Deswegen diese ausführliche Antwort, die ungefähr so hilfreich ist, 
wie die Frage selbst.


----------



## rufin (21 September 2016)

Hallo,

danke für die ausführliche Antwort.

Ich habe so vorsichtig gefragt weil diese Steuerung ein Exot ist.
Ich suche nach ausführlichen Unterlagen damit ich sie vernünftig konfigurieren kann.

MfG


----------



## Gerhard Bäurle (21 September 2016)

Hallo,

ich habe mir das einmal auf einer Messe angeschaut. Aber 
als geschlossenes System war mir das zu unflexibel.

Aber die machen doch Direktvertrieb, Du solltest daher 
auch direkt Support bekommen. Das ist immerhin ein
Vorteil im Vergleich zu Herstellern, die nur Integratoren
beliefern.


----------



## rufin (23 September 2016)

Hallo,

sie machen keinen Direktvertrieb man wird an die Vertriebspartner verwiesen und rücken keine Informationen raus.

MyGekko bittet Schulung an, 2 Tage sollen ca. 2000 € kosten.

Auf der Seite von myGekko findet man Informationen für den Benutzer aber nicht für den Konfigurator.
Deshalb komme ich nicht weiter.

Gruß


----------



## de vliegende hollander (23 September 2016)

rufin schrieb:


> MyGekko bittet Schulung an, 2 Tage sollen ca. 2000 € kosten.



Waaaas??

Ich hab so ein ding mal auf ne Haus-Umwelt-renovierungsmesse gesehen, mir vorführen lassen.
wer ein Fritzbox configurieren kann kann auch ein gekko.. 

bram


----------



## rufin (25 September 2016)

Das stimmt leider nicht.

Wenn man Einfamilienhaus konfigurieren möchte verleiht ja aber wenn es um ganzen Betrieb geht mit mehreren Hallen dann ist das etwas anders als Fritzbox.

Gruß.


----------



## Kayle (25 September 2016)

rufin schrieb:


> Das stimmt leider nicht.
> 
> Wenn man Einfamilienhaus konfigurieren möchte verleiht ja aber wenn es um ganzen Betrieb geht mit mehreren Hallen dann ist das etwas anders als Fritzbox.
> 
> Gruß.


Hi,

wenn ich so etwas vorhabe dann nutze ich kein myGekko [emoji1] 

Da nimmt man Industrie Komponenten wie Siemens, Wago oder KNX

Gruß Kay

Gesendet von meinem Elephone P8000 mit Tapatalk


----------



## rufin (25 September 2016)

Und was macht man es schon vorhanden ist?

 	 		 			:grin:


----------



## Kayle (25 September 2016)

rufin schrieb:


> Und was macht man es schon vorhanden ist?
> 
> :grin:


Sich in einem Forum informieren [emoji1] Hast Du mal versucht einen Integrator zu kontaktieren ?

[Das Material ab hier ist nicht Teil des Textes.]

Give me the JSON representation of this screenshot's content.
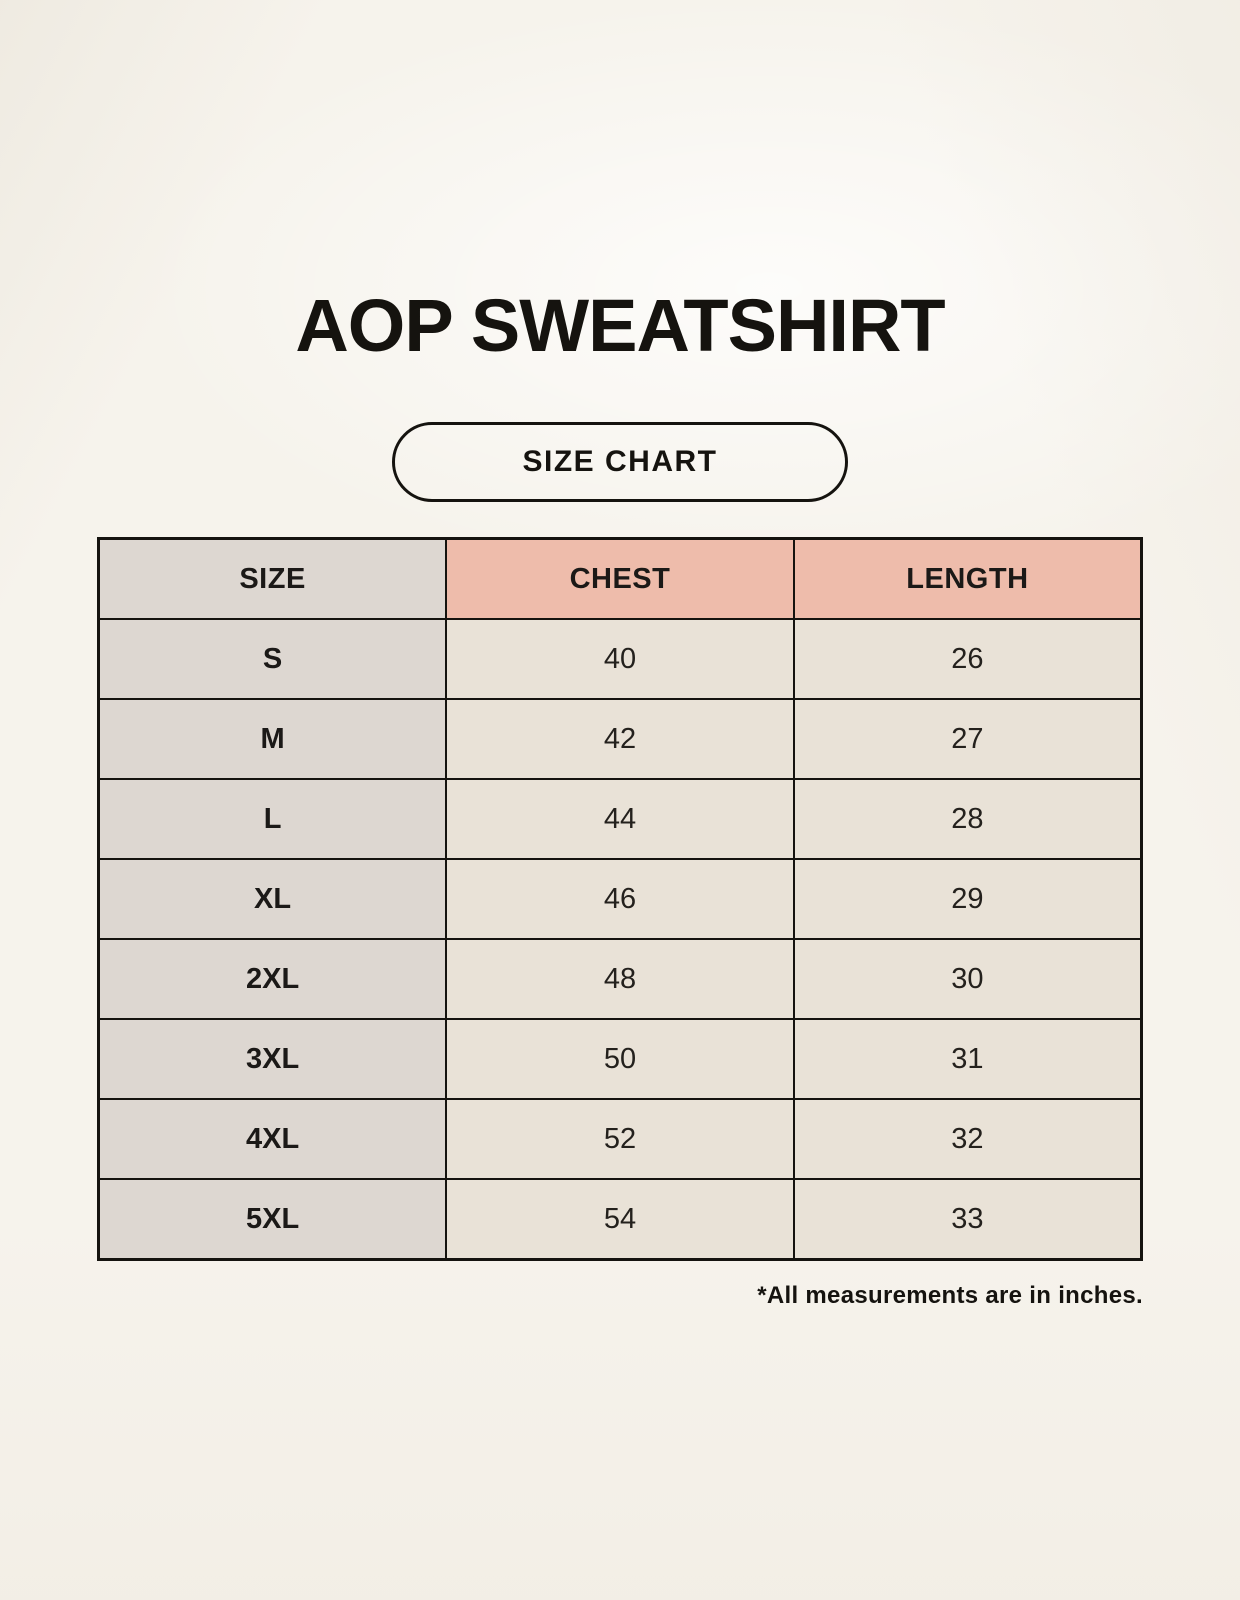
{
  "title": "AOP SWEATSHIRT",
  "badge": {
    "label": "SIZE CHART"
  },
  "size_table": {
    "columns": [
      "SIZE",
      "CHEST",
      "LENGTH"
    ],
    "rows": [
      {
        "size": "S",
        "chest": "40",
        "length": "26"
      },
      {
        "size": "M",
        "chest": "42",
        "length": "27"
      },
      {
        "size": "L",
        "chest": "44",
        "length": "28"
      },
      {
        "size": "XL",
        "chest": "46",
        "length": "29"
      },
      {
        "size": "2XL",
        "chest": "48",
        "length": "30"
      },
      {
        "size": "3XL",
        "chest": "50",
        "length": "31"
      },
      {
        "size": "4XL",
        "chest": "52",
        "length": "32"
      },
      {
        "size": "5XL",
        "chest": "54",
        "length": "33"
      }
    ]
  },
  "footnote": "*All measurements are in inches.",
  "colors": {
    "page_background": "#f6f3ec",
    "size_column_fill": "#ddd7d1",
    "header_accent_fill": "#eebcab",
    "data_cell_fill": "#e9e2d7",
    "border": "#15130f",
    "text": "#15130f"
  },
  "chart_data": {
    "type": "table",
    "title": "AOP SWEATSHIRT",
    "subtitle": "SIZE CHART",
    "columns": [
      "SIZE",
      "CHEST",
      "LENGTH"
    ],
    "rows": [
      [
        "S",
        40,
        26
      ],
      [
        "M",
        42,
        27
      ],
      [
        "L",
        44,
        28
      ],
      [
        "XL",
        46,
        29
      ],
      [
        "2XL",
        48,
        30
      ],
      [
        "3XL",
        50,
        31
      ],
      [
        "4XL",
        52,
        32
      ],
      [
        "5XL",
        54,
        33
      ]
    ],
    "units": "inches"
  }
}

Gesendet von meinem Elephone P8000 mit Tapatalk


----------



## rufin (25 September 2016)

Wen meinst du mit Integrator?


----------



## Kayle (25 September 2016)

rufin schrieb:


> Wen meinst du mit Integrator?


Also einen Vertriebspartner der die Anlagen installiert.


Gesendet von meinem Elephone P8000 mit Tapatalk


----------